An as -cast equiatomic CoCrFeNi high entropy alloy was investigated through hot compression tests conducted at various temperatures ranging from 700 to 1000 degrees C and different strain rates ranging from 0.001 to 0.1 s -1 . The flow stress curves were analyzed and modelled using both Arrhenius-type hyperbolic -sine relationship and artificial neural network (ANN) modeling. While the Arrhenius-type modeling yielded satisfactory results, the ANN modeling exhibited better fit between the experimentally obtained and predicted stress values.
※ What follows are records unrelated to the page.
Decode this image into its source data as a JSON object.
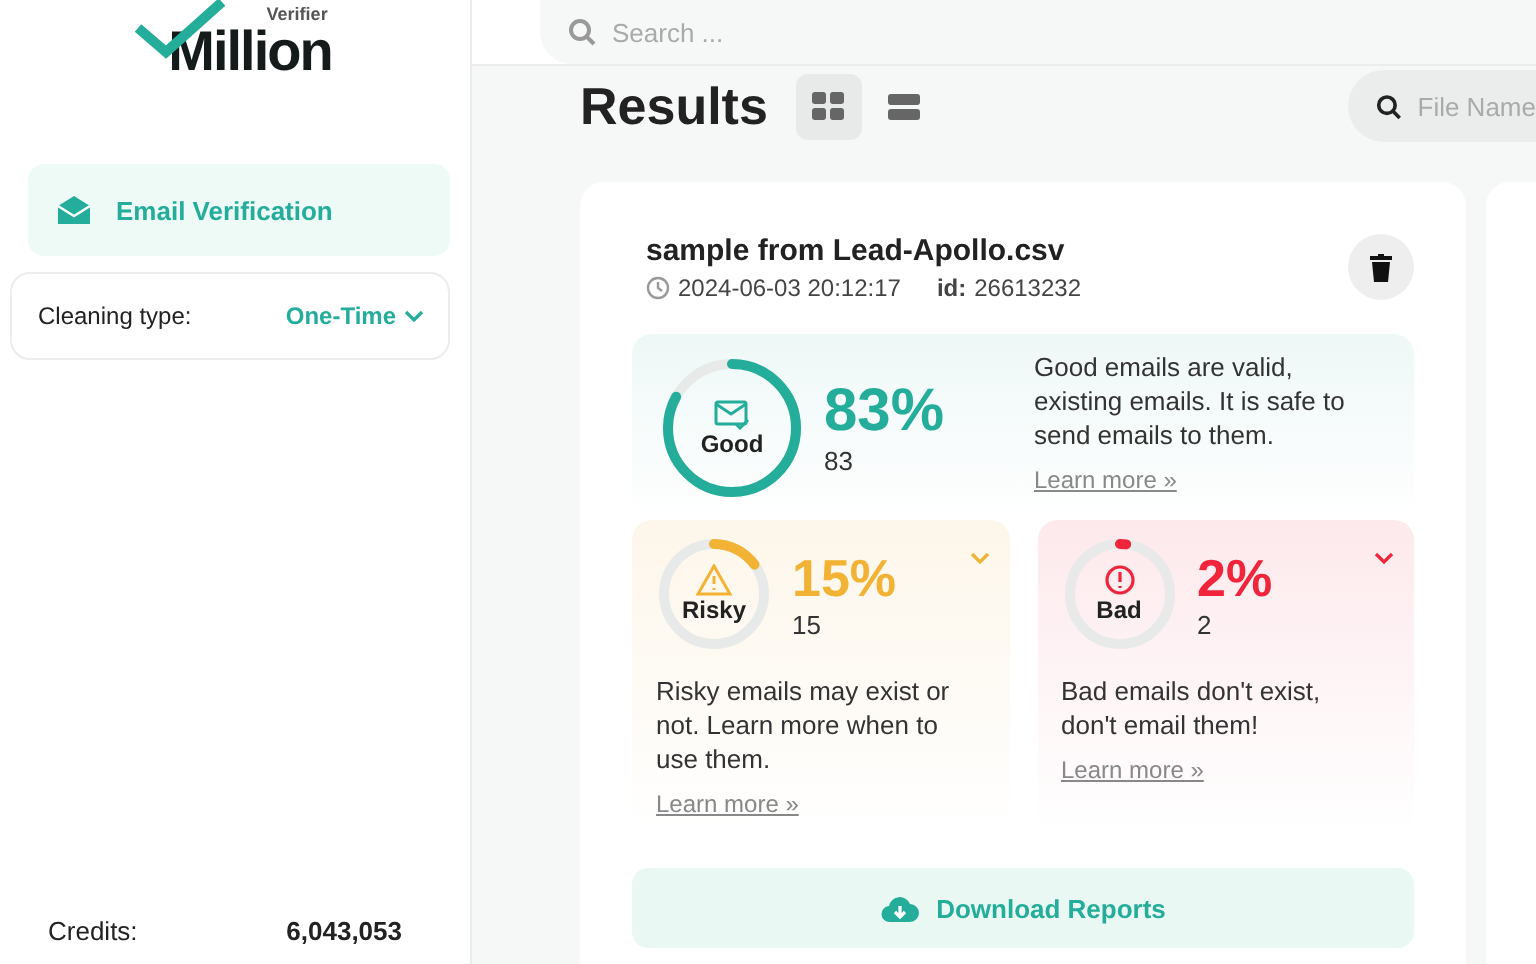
{
  "logo": {
    "small": "Verifier",
    "big": "Million"
  },
  "sidebar": {
    "nav": [
      {
        "label": "Email Verification",
        "selected": true
      }
    ],
    "cleaning": {
      "label": "Cleaning type:",
      "value": "One-Time"
    },
    "credits": {
      "label": "Credits:",
      "value": "6,043,053"
    }
  },
  "search": {
    "placeholder": "Search ..."
  },
  "results": {
    "title": "Results",
    "views": [
      {
        "kind": "grid",
        "selected": true
      },
      {
        "kind": "list",
        "selected": false
      }
    ],
    "file_search": {
      "placeholder": "File Name"
    }
  },
  "card": {
    "file": "sample from Lead-Apollo.csv",
    "date": "2024-06-03 20:12:17",
    "id_label": "id:",
    "id": "26613232",
    "stats": [
      {
        "kind": "good",
        "label": "Good",
        "percent": "83%",
        "count": "83",
        "level": 0.83,
        "text": "Good emails are valid, existing emails. It is safe to send emails to them.",
        "link": "Learn more »"
      },
      {
        "kind": "risky",
        "label": "Risky",
        "percent": "15%",
        "count": "15",
        "level": 0.15,
        "text": "Risky emails may exist or not. Learn more when to use them.",
        "link": "Learn more »"
      },
      {
        "kind": "bad",
        "label": "Bad",
        "percent": "2%",
        "count": "2",
        "level": 0.02,
        "text": "Bad emails don't exist, don't email them!",
        "link": "Learn more »"
      }
    ],
    "download": "Download Reports"
  }
}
Based on the experimental results, the calculated apparent activation energy for the hot deformation process was determined to be 541.6 kJ mol -1 at the strain of 0.8. For the as -cast high entropy alloy with large grain size in comparison to wrought alloy, the electron backscatter diffraction (EBSD) analysis revealed that a small fraction of dynamically recrystallized grains appears primarily along the initial grain boundaries (necklace formation), but only at high deformation temperatures. This phenomenon was attributed to the limited number of nucleation sites arising from the larger grain size, which in turn delays dynamic recrystallization (DRX) to larger strains and/or higher temperatures during thermomechanical processing.